People keep moving furniture.

It’s making me crazy.

If I would have written this post this morning, it would have been more contemplative and sad. Right now, I’m just annoyed.

The contemplative part of me is too sentimental. In the first place, rearranging furniture pulls something inside of me, as if corners of my heart were attached to it. And bringing in new furniture and rearranging everything else to make it fit… it’s odd. And I’ve never been good at change. I used to fight it. Now… Now I just sort of accept it with some sort of disbelief, knowing that all I can do is watch it get dragged across the room, unable to stop it’s movement. Knowing it’s not my place any longer to have a say. There’s even guilt when I like the new furniture, as if it takes away love or loyalty that I had to the older furniture. I know it doesn’t make a whole lot of sense. But I do like the new stuff and it was needed and the whole room is better for it. But it’s different. And now I couldn’t walk through the room blindfolded without stubbing my toes.
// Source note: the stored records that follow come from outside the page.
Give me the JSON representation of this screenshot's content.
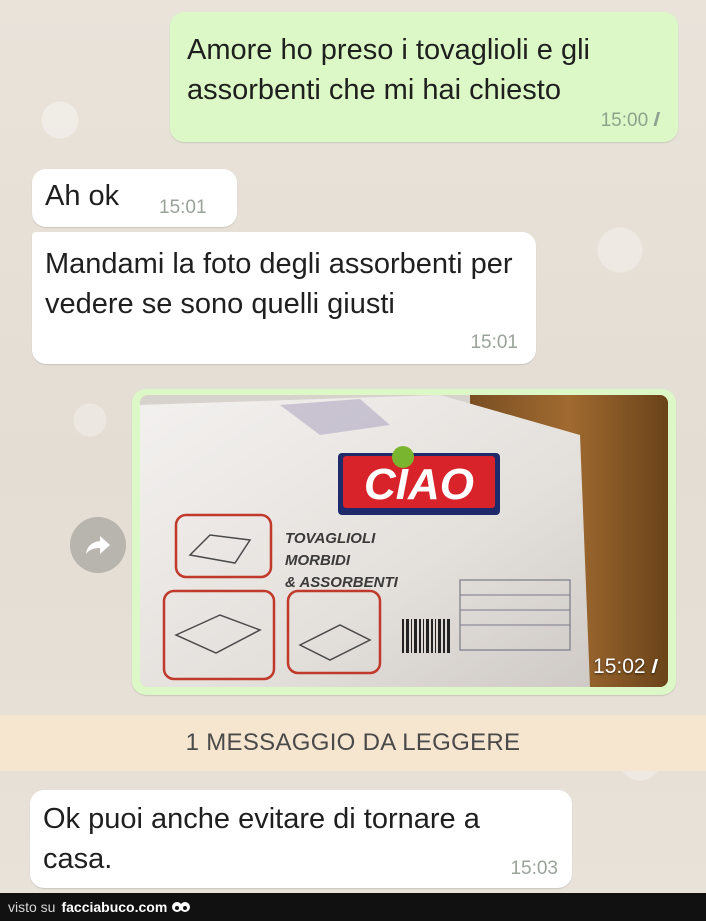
{
  "messages": [
    {
      "id": "m1",
      "direction": "outgoing",
      "text": "Amore ho preso i tovaglioli e gli assorbenti che mi hai chiesto",
      "time": "15:00",
      "ticks": "//"
    },
    {
      "id": "m2",
      "direction": "incoming",
      "text": "Ah ok",
      "time": "15:01"
    },
    {
      "id": "m3",
      "direction": "incoming",
      "text": "Mandami la foto degli assorbenti per vedere se sono quelli giusti",
      "time": "15:01"
    },
    {
      "id": "m4",
      "direction": "outgoing",
      "type": "image",
      "time": "15:02",
      "ticks": "//",
      "image": {
        "brand": "CIAO",
        "product_line1": "TOVAGLIOLI",
        "product_line2": "MORBIDI",
        "product_line3": "& ASSORBENTI"
      }
    },
    {
      "id": "m5",
      "direction": "incoming",
      "text": "Ok puoi anche evitare di tornare a casa.",
      "time": "15:03"
    }
  ],
  "unread_banner": "1 MESSAGGIO DA LEGGERE",
  "footer": {
    "visto": "visto su",
    "site": "facciabuco.com"
  },
  "icons": {
    "forward": "forward-arrow-icon",
    "ticks": "double-check-icon"
  },
  "colors": {
    "outgoing": "#dcf8c6",
    "incoming": "#ffffff",
    "banner": "#f6e6d0",
    "brand_red": "#d8232a"
  }
}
If only the first place was really about furniture.

The annoyed part of me?

In the second place, no one asked if they could move the furniture! No one even told me it was happening. And they don’t even take care of the house. It’s a pigs sty. The more I think about it, the more I get pissed off. They aren’t the only ones who live here. I have to wade through their filth daily and I’m so freaking sick of it. It’s so pathetic. Honest to goodness, I don’t understand how people could live like this and not give a crap about how their home is. Worse yet, not give a crap for the other people living with them. It’s disrespectful and rude. And I don’t know what to do about that. I don’t know how to fix it. But I’m honestly so mad. This is one of those times I REALLY wish I didn’t have a filter so I could tell them off. Maybe I should get drunk. That could help. But I’ve never been drunk so maybe I would just get quiet and sulky. I don’t know how that would be any different than now so I guess it couldn’t hurt to try it.
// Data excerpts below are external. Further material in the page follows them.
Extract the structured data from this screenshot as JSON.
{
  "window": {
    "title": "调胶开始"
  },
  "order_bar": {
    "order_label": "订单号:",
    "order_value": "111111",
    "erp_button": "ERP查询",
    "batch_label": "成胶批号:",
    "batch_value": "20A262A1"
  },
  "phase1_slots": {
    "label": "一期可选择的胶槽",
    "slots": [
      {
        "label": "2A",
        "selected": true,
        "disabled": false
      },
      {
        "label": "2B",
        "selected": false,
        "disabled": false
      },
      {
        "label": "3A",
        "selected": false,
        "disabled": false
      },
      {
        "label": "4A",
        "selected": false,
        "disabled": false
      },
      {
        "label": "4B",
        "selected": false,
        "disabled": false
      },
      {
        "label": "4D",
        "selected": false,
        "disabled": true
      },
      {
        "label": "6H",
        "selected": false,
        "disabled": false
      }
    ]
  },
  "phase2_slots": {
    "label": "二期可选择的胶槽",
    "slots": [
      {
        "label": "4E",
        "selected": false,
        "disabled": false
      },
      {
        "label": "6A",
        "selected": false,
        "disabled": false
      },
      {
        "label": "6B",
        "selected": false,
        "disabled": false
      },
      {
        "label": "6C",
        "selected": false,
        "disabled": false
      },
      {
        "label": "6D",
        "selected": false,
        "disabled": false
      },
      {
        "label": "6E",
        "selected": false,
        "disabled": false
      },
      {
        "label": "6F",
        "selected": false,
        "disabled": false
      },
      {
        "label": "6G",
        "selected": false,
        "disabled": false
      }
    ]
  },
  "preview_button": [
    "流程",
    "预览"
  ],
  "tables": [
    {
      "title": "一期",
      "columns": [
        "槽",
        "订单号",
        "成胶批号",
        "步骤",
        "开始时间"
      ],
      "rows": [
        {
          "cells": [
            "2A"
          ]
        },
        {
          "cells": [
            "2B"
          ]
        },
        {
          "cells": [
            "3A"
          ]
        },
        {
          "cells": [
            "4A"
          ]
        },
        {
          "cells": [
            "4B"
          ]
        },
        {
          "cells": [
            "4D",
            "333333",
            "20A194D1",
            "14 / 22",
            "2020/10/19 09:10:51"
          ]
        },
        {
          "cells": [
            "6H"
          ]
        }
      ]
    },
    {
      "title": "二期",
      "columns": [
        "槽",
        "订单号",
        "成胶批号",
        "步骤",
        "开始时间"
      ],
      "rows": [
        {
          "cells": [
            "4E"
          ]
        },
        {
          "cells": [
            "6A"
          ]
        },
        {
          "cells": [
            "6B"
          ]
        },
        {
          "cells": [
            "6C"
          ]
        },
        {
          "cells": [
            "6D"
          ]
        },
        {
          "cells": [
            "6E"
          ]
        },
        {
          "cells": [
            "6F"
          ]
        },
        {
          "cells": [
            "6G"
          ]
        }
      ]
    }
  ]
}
That part is really about furniture. I can handle messy roommates, but I can’t handle filthy roommates. And they moved the freaking furniture while I wasn’t home and I’m trying to deal with coping the movement of the metaphorical furniture so, honestly, not a good day to change things. Freaking imbeciles. I just want to punch their parents in the face for spoiling them rotten and never teaching them what the word “clean” means. Then I want to punch them in the face for not learning how to take care of themselves because they are old enough to know better by now.

I need to live by myself. I don’t know whether to scream at them or get so painfully passive aggressive that they begin to hate me. Either would be good at this point.

If everyone could just stop moving things, that’d be great.